Citation Numbers: 64 N.Y.S. 944, 51 A.D. 637
Judges: Ingraham
Filed Date: 5/25/1900
Status: Precedential
Modified Date: 11/12/2024
The will offered for probate was executed on April 24, 1897, and the appellants objected to its probate upon the ground that the instrument' was not the last will and testament of the decedent; that the execution thereof was unduly influenced, and was not his free, unconstrained, or voluntary act; and that the testator had not testamentary capacity.

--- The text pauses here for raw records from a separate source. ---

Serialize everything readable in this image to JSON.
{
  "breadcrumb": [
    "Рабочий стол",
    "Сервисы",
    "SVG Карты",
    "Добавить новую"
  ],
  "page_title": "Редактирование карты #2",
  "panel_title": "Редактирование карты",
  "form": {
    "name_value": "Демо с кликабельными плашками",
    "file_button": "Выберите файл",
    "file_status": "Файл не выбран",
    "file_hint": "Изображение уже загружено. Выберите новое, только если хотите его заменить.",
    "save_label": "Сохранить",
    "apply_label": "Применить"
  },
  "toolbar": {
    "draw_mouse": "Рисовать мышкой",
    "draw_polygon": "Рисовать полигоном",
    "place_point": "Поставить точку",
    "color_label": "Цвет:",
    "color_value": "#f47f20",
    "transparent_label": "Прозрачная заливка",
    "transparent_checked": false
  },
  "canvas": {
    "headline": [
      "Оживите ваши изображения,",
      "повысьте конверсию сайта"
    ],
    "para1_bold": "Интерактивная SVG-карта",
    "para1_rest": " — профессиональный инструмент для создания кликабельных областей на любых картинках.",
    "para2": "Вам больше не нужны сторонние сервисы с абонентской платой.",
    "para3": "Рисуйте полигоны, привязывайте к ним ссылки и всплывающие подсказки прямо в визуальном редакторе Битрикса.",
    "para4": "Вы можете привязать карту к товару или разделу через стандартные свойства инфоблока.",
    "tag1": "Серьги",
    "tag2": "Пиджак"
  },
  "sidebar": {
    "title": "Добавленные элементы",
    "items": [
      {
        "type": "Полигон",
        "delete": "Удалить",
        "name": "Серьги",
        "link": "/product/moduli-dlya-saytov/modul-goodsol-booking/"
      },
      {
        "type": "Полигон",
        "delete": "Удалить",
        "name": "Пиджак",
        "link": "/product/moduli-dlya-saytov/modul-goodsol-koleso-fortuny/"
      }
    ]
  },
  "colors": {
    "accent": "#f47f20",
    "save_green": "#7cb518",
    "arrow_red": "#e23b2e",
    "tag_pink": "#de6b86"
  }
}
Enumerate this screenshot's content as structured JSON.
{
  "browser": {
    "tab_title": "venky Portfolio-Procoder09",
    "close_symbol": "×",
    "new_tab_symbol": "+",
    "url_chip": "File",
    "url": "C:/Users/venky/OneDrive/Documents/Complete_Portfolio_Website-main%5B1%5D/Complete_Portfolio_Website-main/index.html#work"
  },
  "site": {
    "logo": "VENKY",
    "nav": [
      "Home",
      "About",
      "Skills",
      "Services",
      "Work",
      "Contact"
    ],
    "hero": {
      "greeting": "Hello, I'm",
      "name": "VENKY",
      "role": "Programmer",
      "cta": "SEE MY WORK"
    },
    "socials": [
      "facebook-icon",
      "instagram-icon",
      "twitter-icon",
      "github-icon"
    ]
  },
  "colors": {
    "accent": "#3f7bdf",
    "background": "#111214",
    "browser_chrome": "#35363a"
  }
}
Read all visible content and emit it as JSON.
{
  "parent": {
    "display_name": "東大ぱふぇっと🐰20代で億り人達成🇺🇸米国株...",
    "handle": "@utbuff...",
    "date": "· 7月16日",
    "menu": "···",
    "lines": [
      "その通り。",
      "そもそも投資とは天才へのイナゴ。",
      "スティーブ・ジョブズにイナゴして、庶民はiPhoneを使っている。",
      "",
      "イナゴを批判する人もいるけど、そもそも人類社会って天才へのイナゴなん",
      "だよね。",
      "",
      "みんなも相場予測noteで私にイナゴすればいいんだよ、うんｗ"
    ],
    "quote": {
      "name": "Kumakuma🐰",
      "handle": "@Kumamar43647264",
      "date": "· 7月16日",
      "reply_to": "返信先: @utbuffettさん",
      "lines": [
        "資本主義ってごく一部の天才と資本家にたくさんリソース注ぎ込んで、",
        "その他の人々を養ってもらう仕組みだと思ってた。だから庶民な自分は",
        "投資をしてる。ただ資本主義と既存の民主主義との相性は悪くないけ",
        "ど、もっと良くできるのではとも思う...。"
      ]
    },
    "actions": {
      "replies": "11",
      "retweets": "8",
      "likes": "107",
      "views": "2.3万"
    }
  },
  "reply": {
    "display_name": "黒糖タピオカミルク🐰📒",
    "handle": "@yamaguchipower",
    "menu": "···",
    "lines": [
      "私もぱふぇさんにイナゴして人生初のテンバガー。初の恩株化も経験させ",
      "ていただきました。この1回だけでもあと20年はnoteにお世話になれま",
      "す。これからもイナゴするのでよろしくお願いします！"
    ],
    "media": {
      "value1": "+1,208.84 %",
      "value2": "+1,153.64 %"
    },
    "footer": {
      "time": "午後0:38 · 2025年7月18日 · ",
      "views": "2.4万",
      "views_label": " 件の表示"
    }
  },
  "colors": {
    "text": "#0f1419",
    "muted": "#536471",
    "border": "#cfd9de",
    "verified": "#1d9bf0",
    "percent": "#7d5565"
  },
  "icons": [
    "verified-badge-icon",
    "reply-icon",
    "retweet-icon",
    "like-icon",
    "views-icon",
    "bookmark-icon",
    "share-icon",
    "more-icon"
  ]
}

The surrogate overruled the objections of the appellants, and admitted the will to probate, and the appellants upon this appeal ask us to reverse the decree of the surrogate, and send the question to be tried by a jury, upon the ground “that the facts in this proceeding are so doubtful that justice will be promoted by a retrial before a jury,” and insist that, as the jurisdiction of this court is not only appellate, but original, and as under sections 2576 and 2586 of the Code of Civil Procedure it is the duty of the court to consider the testimony upon which the surrogate acted, and to decide the question irrespective of his determination, if, upon a consideration of the whole testimony, the result reached by the court below was not entirely satisfactory, and upon the evidence is not free from doubt, the case should be considered by a jury.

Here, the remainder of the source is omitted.